蛋白质contact order(CO)是残基间接触的位置。 CO也与蛋白质的折叠速度相关。较高的接触顺序表明较长的折叠时间,并且低接触顺序被建议作为潜在的下坡折叠或没有自由能量障碍的蛋白质折叠的预测因子。
有一个内联网络服务器和一个perl脚本来计算CO here。
有没有办法在python中计算CO?
答案 0 :(得分:4)
import numpy as np
import mdtraj as md
@jit
def abs_contact_order(xyz, atoms_residue, cutoff_nm=.6):
"""Return the absolute contact order."""
contact_count = 0
seq_distance_sum = 0
cutoff_2 = cutoff_nm*cutoff_nm
N = len(atoms_residue)
for i in xrange(N):
for j in xrange(N):
seq_dist = atoms_residue[j] - atoms_residue[i]
if seq_dist > 0:
d = xyz[j] - xyz[i]
if np.dot(d, d) < cutoff_2:
seq_distance_sum += seq_dist
contact_count += 1
if contact_count==0.:
print("Warning, no contacts found!")
return 0.
print("contact_count: ", contact_count)
print("seq_distance_sum: ", seq_distance_sum)

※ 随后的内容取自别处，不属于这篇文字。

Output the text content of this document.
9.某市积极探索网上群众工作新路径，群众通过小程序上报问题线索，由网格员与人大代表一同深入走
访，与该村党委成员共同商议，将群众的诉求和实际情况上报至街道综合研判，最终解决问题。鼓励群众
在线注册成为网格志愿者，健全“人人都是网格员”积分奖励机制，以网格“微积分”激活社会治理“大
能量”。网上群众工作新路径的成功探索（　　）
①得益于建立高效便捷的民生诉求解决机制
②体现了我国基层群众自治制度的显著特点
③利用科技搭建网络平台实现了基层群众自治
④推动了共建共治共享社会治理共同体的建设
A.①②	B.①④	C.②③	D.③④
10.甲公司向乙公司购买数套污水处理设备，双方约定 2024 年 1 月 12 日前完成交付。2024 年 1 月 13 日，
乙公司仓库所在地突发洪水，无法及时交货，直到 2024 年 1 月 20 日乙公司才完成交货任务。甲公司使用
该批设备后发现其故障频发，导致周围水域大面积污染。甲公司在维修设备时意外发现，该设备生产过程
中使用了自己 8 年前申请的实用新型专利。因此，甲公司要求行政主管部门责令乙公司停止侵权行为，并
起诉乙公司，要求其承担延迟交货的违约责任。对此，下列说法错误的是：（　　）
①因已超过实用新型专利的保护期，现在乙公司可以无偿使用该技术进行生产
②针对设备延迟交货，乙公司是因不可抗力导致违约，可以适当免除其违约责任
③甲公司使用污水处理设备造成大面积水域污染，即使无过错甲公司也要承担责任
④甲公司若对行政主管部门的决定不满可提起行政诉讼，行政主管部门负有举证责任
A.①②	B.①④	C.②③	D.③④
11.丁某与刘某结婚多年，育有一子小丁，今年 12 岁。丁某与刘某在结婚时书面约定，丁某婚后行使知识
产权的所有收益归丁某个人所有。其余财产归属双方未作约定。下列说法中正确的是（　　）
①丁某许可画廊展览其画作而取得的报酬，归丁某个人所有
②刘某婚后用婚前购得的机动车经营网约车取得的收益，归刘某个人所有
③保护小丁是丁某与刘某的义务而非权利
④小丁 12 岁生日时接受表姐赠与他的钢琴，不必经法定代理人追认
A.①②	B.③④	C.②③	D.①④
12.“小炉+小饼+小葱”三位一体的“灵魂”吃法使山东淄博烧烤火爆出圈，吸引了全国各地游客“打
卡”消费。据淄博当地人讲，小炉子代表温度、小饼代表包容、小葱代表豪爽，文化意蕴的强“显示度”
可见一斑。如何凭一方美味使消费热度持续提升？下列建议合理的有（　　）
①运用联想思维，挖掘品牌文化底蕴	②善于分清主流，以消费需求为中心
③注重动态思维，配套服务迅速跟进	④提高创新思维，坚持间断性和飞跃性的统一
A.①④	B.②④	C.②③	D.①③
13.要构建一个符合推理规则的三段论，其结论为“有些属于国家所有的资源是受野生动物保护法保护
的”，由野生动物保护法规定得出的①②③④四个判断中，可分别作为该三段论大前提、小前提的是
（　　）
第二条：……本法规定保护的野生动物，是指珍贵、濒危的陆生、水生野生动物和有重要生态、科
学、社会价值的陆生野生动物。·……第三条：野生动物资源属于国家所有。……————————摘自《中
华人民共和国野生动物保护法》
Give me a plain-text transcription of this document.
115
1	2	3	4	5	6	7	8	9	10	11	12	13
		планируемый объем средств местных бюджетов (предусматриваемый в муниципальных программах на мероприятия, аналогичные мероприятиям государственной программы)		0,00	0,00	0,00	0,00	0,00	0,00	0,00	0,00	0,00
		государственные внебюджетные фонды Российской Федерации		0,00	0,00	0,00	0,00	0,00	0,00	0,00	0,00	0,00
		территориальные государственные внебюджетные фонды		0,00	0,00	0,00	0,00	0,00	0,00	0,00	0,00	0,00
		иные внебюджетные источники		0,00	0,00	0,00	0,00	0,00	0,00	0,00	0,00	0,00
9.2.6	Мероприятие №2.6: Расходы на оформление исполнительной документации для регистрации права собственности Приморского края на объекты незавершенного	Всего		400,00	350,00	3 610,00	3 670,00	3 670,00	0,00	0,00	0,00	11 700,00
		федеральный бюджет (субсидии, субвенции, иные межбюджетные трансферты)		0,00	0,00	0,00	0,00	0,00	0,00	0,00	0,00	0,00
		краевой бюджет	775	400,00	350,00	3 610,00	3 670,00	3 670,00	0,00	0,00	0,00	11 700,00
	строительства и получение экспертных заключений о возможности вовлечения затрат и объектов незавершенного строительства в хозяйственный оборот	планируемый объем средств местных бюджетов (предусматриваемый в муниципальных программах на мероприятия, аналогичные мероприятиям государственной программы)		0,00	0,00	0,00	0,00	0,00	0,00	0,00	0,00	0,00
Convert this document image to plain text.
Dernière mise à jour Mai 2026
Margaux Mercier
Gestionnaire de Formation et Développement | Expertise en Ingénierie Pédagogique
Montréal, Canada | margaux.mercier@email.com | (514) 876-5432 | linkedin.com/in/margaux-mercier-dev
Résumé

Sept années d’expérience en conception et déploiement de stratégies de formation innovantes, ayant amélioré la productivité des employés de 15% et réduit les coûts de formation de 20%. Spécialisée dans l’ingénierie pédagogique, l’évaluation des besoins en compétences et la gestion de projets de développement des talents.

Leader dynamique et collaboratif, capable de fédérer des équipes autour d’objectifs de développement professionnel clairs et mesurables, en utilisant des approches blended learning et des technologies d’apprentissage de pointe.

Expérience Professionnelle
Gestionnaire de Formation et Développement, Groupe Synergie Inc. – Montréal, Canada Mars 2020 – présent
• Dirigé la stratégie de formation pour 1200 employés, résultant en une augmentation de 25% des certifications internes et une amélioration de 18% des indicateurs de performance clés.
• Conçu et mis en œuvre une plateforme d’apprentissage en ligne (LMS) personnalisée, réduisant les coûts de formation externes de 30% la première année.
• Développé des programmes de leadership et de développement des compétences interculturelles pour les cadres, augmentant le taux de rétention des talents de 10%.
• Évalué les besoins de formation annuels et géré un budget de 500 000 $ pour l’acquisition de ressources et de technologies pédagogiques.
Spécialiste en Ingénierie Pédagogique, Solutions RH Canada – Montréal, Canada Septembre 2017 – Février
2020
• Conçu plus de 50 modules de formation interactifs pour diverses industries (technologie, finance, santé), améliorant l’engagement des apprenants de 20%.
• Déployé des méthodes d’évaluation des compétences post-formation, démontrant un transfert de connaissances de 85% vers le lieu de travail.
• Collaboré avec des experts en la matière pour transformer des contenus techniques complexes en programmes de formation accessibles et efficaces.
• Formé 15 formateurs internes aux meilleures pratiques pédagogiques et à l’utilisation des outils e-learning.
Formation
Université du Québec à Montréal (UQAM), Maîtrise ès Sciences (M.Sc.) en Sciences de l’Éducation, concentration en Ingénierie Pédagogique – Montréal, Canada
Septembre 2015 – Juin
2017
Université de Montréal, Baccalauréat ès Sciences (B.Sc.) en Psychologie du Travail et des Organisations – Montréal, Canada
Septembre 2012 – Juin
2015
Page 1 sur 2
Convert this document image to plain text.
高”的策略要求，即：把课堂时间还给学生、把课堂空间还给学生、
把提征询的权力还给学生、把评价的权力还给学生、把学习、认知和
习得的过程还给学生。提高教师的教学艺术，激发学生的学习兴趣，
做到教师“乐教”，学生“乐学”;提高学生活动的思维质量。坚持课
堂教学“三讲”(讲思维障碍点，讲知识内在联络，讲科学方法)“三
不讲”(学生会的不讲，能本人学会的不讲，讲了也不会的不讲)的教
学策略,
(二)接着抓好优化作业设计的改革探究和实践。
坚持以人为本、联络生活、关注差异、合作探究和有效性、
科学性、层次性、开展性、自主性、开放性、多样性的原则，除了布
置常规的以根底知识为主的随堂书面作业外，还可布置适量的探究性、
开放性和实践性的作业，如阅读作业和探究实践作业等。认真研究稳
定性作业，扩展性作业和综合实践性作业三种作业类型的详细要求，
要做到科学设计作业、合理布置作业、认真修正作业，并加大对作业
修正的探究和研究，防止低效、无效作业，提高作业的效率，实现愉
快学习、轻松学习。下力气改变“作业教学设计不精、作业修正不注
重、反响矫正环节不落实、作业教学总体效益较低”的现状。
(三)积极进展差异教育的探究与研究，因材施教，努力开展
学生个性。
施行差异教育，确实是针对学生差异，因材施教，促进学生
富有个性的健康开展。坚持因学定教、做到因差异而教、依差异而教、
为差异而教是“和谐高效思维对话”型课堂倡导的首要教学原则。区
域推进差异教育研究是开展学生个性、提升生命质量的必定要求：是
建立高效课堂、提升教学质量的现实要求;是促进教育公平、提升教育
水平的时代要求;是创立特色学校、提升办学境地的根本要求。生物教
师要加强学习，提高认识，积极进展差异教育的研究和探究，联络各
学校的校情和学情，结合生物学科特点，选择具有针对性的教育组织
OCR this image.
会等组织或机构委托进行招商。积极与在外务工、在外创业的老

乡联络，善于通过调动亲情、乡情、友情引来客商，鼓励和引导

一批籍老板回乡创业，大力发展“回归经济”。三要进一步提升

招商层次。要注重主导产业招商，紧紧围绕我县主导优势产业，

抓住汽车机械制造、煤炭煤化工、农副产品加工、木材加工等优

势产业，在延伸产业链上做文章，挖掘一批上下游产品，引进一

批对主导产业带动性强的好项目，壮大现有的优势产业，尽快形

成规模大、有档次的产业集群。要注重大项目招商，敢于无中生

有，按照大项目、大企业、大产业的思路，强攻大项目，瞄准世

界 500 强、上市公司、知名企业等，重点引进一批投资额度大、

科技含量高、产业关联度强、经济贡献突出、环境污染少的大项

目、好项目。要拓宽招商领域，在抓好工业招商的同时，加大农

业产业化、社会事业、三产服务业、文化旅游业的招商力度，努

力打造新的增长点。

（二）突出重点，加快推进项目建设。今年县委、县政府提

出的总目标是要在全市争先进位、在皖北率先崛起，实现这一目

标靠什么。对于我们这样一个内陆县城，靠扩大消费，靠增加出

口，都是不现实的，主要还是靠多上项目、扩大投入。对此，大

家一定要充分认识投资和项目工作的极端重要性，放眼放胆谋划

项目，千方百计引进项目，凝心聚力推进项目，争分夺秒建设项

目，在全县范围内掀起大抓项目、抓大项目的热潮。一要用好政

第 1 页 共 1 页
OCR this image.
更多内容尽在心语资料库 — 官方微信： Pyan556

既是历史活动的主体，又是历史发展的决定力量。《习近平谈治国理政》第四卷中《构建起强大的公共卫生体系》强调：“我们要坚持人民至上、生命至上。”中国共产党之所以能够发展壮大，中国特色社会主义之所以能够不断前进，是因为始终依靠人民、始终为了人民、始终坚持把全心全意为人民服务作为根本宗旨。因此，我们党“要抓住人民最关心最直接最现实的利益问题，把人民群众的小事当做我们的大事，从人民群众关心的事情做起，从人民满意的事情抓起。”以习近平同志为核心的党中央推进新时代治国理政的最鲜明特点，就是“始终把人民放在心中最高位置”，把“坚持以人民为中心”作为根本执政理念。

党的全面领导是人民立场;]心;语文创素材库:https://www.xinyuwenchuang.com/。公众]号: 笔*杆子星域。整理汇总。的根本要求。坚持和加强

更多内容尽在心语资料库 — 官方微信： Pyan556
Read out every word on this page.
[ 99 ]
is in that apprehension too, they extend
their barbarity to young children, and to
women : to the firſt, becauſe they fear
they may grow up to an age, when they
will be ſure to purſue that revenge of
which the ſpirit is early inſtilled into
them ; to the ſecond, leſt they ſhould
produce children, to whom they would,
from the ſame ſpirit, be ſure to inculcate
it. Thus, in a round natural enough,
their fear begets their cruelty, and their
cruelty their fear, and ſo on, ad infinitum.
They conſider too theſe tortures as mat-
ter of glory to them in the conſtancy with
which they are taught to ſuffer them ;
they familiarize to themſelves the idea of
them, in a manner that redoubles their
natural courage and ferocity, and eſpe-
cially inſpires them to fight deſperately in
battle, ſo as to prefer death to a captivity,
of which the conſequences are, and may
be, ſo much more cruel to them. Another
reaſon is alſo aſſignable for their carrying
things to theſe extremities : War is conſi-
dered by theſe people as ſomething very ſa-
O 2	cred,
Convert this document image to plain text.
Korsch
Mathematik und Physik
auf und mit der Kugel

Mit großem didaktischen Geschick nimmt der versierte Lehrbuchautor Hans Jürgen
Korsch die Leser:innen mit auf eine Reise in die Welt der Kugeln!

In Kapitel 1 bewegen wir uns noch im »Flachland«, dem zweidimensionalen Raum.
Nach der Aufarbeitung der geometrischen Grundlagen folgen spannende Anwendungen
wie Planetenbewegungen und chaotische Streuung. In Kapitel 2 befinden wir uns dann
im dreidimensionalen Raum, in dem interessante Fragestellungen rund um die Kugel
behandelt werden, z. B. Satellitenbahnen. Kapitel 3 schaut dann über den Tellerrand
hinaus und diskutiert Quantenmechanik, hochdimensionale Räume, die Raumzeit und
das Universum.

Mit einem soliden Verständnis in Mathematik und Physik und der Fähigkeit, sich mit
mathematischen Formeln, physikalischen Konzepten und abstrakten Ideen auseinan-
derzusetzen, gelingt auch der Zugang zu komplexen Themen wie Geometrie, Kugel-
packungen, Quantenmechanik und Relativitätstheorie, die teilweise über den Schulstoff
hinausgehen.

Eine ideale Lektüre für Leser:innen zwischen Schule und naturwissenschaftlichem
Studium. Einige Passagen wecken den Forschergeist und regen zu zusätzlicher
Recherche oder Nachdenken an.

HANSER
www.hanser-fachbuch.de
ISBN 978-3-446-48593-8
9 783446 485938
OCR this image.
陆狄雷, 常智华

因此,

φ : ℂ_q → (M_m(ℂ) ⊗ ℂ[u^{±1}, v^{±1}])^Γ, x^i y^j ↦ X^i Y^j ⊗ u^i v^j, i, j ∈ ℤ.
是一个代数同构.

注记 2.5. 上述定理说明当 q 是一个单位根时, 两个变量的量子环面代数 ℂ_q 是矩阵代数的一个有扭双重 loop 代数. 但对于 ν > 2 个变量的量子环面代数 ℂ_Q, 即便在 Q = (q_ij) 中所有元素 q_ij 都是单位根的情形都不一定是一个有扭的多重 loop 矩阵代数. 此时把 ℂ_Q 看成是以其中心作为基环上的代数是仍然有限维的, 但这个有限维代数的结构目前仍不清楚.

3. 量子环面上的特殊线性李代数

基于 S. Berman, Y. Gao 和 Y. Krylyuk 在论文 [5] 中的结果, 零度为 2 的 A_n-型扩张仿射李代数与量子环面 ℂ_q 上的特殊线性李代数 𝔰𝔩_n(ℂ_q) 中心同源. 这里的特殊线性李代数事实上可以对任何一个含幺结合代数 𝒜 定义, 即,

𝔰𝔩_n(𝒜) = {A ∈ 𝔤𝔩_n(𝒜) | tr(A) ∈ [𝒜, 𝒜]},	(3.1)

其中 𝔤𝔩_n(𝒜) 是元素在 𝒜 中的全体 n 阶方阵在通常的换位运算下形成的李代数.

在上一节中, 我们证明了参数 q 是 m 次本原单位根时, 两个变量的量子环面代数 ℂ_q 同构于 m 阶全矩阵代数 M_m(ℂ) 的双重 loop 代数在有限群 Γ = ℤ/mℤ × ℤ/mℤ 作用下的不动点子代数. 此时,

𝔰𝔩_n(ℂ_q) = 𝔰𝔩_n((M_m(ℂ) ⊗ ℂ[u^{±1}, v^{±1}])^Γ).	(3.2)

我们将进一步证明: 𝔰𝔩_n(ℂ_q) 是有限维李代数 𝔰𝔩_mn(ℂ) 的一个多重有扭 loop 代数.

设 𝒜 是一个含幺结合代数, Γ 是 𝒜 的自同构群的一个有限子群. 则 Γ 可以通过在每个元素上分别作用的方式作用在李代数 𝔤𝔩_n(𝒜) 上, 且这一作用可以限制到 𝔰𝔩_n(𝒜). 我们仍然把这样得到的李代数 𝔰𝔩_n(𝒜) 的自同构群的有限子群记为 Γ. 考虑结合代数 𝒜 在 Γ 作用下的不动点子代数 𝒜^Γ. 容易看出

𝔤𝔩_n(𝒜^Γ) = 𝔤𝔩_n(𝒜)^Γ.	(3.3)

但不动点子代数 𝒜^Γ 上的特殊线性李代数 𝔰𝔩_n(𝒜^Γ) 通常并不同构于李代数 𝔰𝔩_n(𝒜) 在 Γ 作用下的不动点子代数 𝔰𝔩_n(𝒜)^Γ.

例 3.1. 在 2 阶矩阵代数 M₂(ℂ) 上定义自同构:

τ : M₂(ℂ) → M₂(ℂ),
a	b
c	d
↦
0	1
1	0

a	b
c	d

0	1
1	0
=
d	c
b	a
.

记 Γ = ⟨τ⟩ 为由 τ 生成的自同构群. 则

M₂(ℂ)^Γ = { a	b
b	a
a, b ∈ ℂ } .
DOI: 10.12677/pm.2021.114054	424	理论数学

return seq_distance_sum/float(contact_count)
使用:
运行traj = md.load("test.pdb")
print("Atoms: ", traj.n_atoms)
seq_atoms = np.array([a.residue.resSeq for a in traj.top.atoms], dtype=int)
abs_co = abs_contact_order(traj.xyz[0], seq_atoms, cutoff_nm=0.60)
print("Absolute Contact Order: ", abs_co)
print("Relative Contact Order: ", abs_co/traj.n_residues)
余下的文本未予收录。